A word of warning for those who want to sue the government: You’d better make sure your claim actually is delivered.
That’s the message from a new state Court of Appeals ruling which threw out a case filed against the state on behalf of three people who died in a motor vehicle crash and one man who survived.
In their unanimous decision, the judges said there are circumstances where simply putting documents into the U.S. mail system is legally sufficient.
But they said that’s not the case in litigation against the government.
Central to the issue is the fact that people can’t just sue state and local governments for damages.
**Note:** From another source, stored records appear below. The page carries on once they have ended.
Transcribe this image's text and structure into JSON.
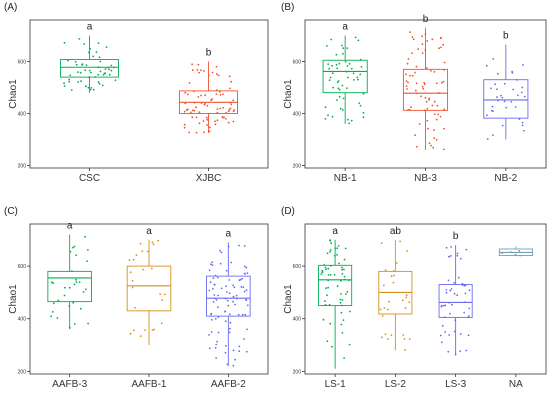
{
  "chart_data": [
    {
      "type": "box",
      "panel_label": "(A)",
      "ylabel": "Chao1",
      "ylim": [
        190,
        760
      ],
      "yticks": [
        200,
        400,
        600
      ],
      "groups": [
        {
          "name": "CSC",
          "color": "#00b050",
          "stats": {
            "min": 480,
            "q1": 540,
            "median": 578,
            "q3": 608,
            "max": 700
          },
          "letter": "a",
          "n": 55
        },
        {
          "name": "XJBC",
          "color": "#f0542d",
          "stats": {
            "min": 325,
            "q1": 400,
            "median": 443,
            "q3": 487,
            "max": 600
          },
          "letter": "b",
          "n": 80
        }
      ]
    },
    {
      "type": "box",
      "panel_label": "(B)",
      "ylabel": "Chao1",
      "ylim": [
        190,
        760
      ],
      "yticks": [
        200,
        400,
        600
      ],
      "groups": [
        {
          "name": "NB-1",
          "color": "#00b050",
          "stats": {
            "min": 360,
            "q1": 480,
            "median": 562,
            "q3": 605,
            "max": 700
          },
          "letter": "a",
          "n": 55
        },
        {
          "name": "NB-3",
          "color": "#f0542d",
          "stats": {
            "min": 260,
            "q1": 412,
            "median": 478,
            "q3": 570,
            "max": 730
          },
          "letter": "b",
          "n": 75
        },
        {
          "name": "NB-2",
          "color": "#6b6bf0",
          "stats": {
            "min": 300,
            "q1": 382,
            "median": 452,
            "q3": 530,
            "max": 665
          },
          "letter": "b",
          "n": 35
        }
      ]
    },
    {
      "type": "box",
      "panel_label": "(C)",
      "ylabel": "Chao1",
      "ylim": [
        190,
        760
      ],
      "yticks": [
        200,
        400,
        600
      ],
      "groups": [
        {
          "name": "AAFB-3",
          "color": "#00b050",
          "stats": {
            "min": 360,
            "q1": 465,
            "median": 555,
            "q3": 580,
            "max": 720
          },
          "letter": "a",
          "n": 30
        },
        {
          "name": "AAFB-1",
          "color": "#d4911e",
          "stats": {
            "min": 300,
            "q1": 430,
            "median": 525,
            "q3": 600,
            "max": 700
          },
          "letter": "a",
          "n": 25
        },
        {
          "name": "AAFB-2",
          "color": "#6b6bf0",
          "stats": {
            "min": 220,
            "q1": 410,
            "median": 478,
            "q3": 562,
            "max": 690
          },
          "letter": "a",
          "n": 90
        }
      ]
    },
    {
      "type": "box",
      "panel_label": "(D)",
      "ylabel": "Chao1",
      "ylim": [
        190,
        760
      ],
      "yticks": [
        200,
        400,
        600
      ],
      "groups": [
        {
          "name": "LS-1",
          "color": "#00b050",
          "stats": {
            "min": 210,
            "q1": 450,
            "median": 548,
            "q3": 603,
            "max": 700
          },
          "letter": "a",
          "n": 60
        },
        {
          "name": "LS-2",
          "color": "#d4911e",
          "stats": {
            "min": 280,
            "q1": 418,
            "median": 500,
            "q3": 580,
            "max": 700
          },
          "letter": "ab",
          "n": 28
        },
        {
          "name": "LS-3",
          "color": "#6b6bf0",
          "stats": {
            "min": 260,
            "q1": 405,
            "median": 462,
            "q3": 530,
            "max": 680
          },
          "letter": "b",
          "n": 50
        },
        {
          "name": "NA",
          "color": "#6aa0b8",
          "stats": {
            "min": 640,
            "q1": 640,
            "median": 652,
            "q3": 665,
            "max": 675
          },
          "letter": "",
          "n": 5
        }
      ]
    }
  ]
}
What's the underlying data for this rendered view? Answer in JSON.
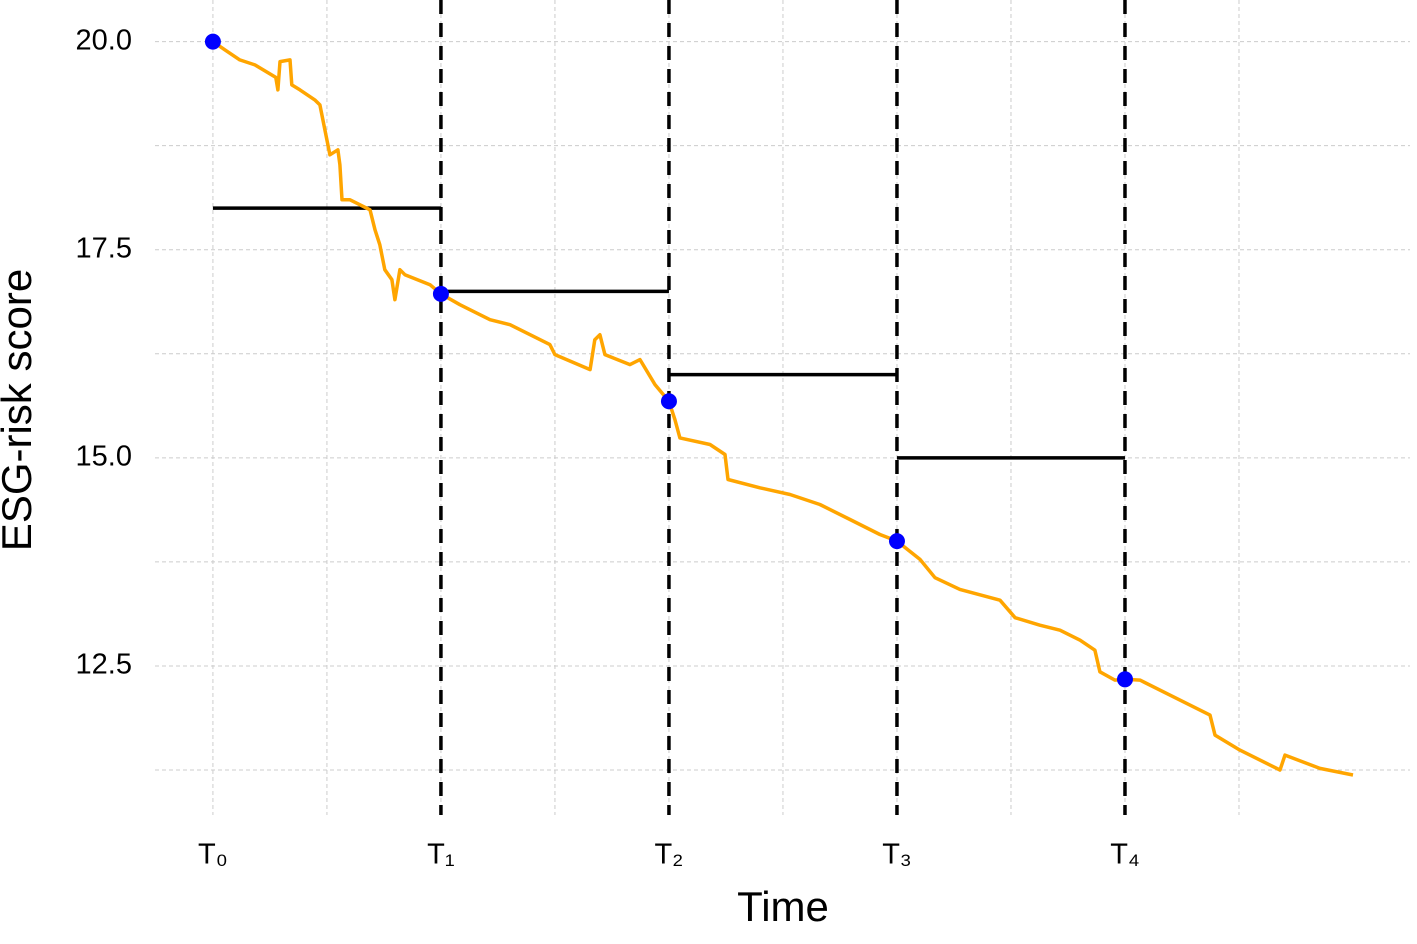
{
  "chart_data": {
    "type": "line",
    "x_label": "Time",
    "y_label": "ESG-risk score",
    "xlim": [
      -0.254,
      5.25
    ],
    "ylim": [
      10.71,
      20.5
    ],
    "xticks": [
      {
        "value": 0,
        "label": "T₀"
      },
      {
        "value": 1,
        "label": "T₁"
      },
      {
        "value": 2,
        "label": "T₂"
      },
      {
        "value": 3,
        "label": "T₃"
      },
      {
        "value": 4,
        "label": "T₄"
      }
    ],
    "yticks": [
      {
        "value": 12.5,
        "label": "12.5"
      },
      {
        "value": 15,
        "label": "15.0"
      },
      {
        "value": 17.5,
        "label": "17.5"
      },
      {
        "value": 20,
        "label": "20.0"
      }
    ],
    "grid": true,
    "line": {
      "color": "#ffa500",
      "x": [
        0,
        0.053,
        0.118,
        0.184,
        0.276,
        0.285,
        0.294,
        0.338,
        0.346,
        0.382,
        0.447,
        0.469,
        0.491,
        0.513,
        0.548,
        0.557,
        0.566,
        0.601,
        0.689,
        0.711,
        0.732,
        0.754,
        0.785,
        0.798,
        0.82,
        0.842,
        0.952,
        1,
        1.083,
        1.215,
        1.303,
        1.478,
        1.5,
        1.654,
        1.675,
        1.697,
        1.719,
        1.829,
        1.873,
        1.939,
        2,
        2.026,
        2.048,
        2.18,
        2.246,
        2.259,
        2.399,
        2.531,
        2.662,
        2.794,
        2.925,
        3,
        3.101,
        3.167,
        3.276,
        3.452,
        3.518,
        3.627,
        3.715,
        3.803,
        3.868,
        3.89,
        3.956,
        4,
        4.066,
        4.197,
        4.373,
        4.395,
        4.504,
        4.68,
        4.702,
        4.855,
        5
      ],
      "values": [
        20,
        19.9,
        19.78,
        19.72,
        19.57,
        19.42,
        19.76,
        19.78,
        19.48,
        19.42,
        19.3,
        19.24,
        18.94,
        18.64,
        18.7,
        18.52,
        18.1,
        18.1,
        17.98,
        17.74,
        17.56,
        17.26,
        17.14,
        16.9,
        17.26,
        17.2,
        17.08,
        16.97,
        16.84,
        16.66,
        16.6,
        16.36,
        16.24,
        16.06,
        16.42,
        16.48,
        16.24,
        16.12,
        16.18,
        15.88,
        15.68,
        15.46,
        15.24,
        15.16,
        15.04,
        14.74,
        14.64,
        14.56,
        14.44,
        14.26,
        14.08,
        14.0,
        13.78,
        13.56,
        13.42,
        13.29,
        13.08,
        12.99,
        12.93,
        12.81,
        12.69,
        12.43,
        12.33,
        12.34,
        12.33,
        12.15,
        11.91,
        11.67,
        11.49,
        11.25,
        11.43,
        11.27,
        11.19
      ]
    },
    "points": {
      "color": "#0000ff",
      "x": [
        0,
        1,
        2,
        3,
        4
      ],
      "values": [
        20,
        16.97,
        15.68,
        14.0,
        12.34
      ]
    },
    "levels": {
      "color": "#000000",
      "x0": [
        0,
        1,
        2,
        3
      ],
      "x1": [
        1,
        2,
        3,
        4
      ],
      "values": [
        18,
        17,
        16,
        15
      ]
    },
    "vlines": [
      1,
      2,
      3,
      4
    ]
  }
}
They first must file a formal claim within 180 days of the incident.
In essence, this claim puts the government on notice that someone is contemplating litigation.
It gives the government a chance to investigate the claim and decide to settle before suit is filed or, in the alternative, prepare for litigation.
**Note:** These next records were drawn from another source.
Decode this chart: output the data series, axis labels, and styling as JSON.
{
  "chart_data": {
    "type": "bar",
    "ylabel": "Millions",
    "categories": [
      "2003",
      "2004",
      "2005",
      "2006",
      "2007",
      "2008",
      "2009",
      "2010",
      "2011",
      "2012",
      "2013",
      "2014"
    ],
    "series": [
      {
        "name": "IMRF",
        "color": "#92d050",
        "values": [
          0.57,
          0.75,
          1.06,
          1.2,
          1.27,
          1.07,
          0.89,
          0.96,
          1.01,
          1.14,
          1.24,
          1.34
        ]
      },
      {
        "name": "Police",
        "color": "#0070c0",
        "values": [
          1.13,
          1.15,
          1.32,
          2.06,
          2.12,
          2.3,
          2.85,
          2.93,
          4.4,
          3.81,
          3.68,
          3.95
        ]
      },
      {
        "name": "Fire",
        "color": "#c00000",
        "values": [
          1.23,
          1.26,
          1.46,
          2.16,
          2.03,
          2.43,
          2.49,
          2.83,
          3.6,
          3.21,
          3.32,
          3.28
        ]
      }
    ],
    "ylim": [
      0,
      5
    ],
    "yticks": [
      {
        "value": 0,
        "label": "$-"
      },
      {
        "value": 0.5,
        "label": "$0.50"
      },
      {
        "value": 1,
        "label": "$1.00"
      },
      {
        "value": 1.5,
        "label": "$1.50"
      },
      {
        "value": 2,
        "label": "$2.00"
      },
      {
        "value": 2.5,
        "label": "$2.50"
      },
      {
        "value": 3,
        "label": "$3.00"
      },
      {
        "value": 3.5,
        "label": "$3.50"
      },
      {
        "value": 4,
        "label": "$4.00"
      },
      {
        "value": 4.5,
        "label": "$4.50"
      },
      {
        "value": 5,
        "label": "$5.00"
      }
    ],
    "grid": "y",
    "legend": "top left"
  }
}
If the government does not respond within 60 days after the claim is filed, or denies the claim outright, the person then is free to sue.
This case involves a 2004 one-car crash along U.S. Highway 93 which killed three people and resulted in serious injuries to a fourth.
The lawsuit filed against the state alleged the state was negligent in designing and maintaining the guardrail along the road.
A trial judge threw out the case, saying the plaintiffs had not filed the required notice of claim with the state Attorney General’s Office.
In the appeal, the attorney for the plaintiffs provided a certificate of service indicating that a secretary to one of the lawyers sent a notice of claim via regular mail in a sealed, postage-paid envelope addressed to the attorney general’s office. That, they said, was sufficient to comply with the law.
Appellate Judge Sheldon Weisberg, writing for the court, said there have been court decisions where a presumption can be made that a properly addressed letter, stamped and deposited with the U.S. Postal Service, will reach the person to whom it was addressed.
But Weisberg said the Arizona statute at issue here specifically says claims must be filed with the person authorized to accept service.
“The state offered uncontroverted evidence that it did not receive plaintiffs’ notice of claim,” Weisberg wrote.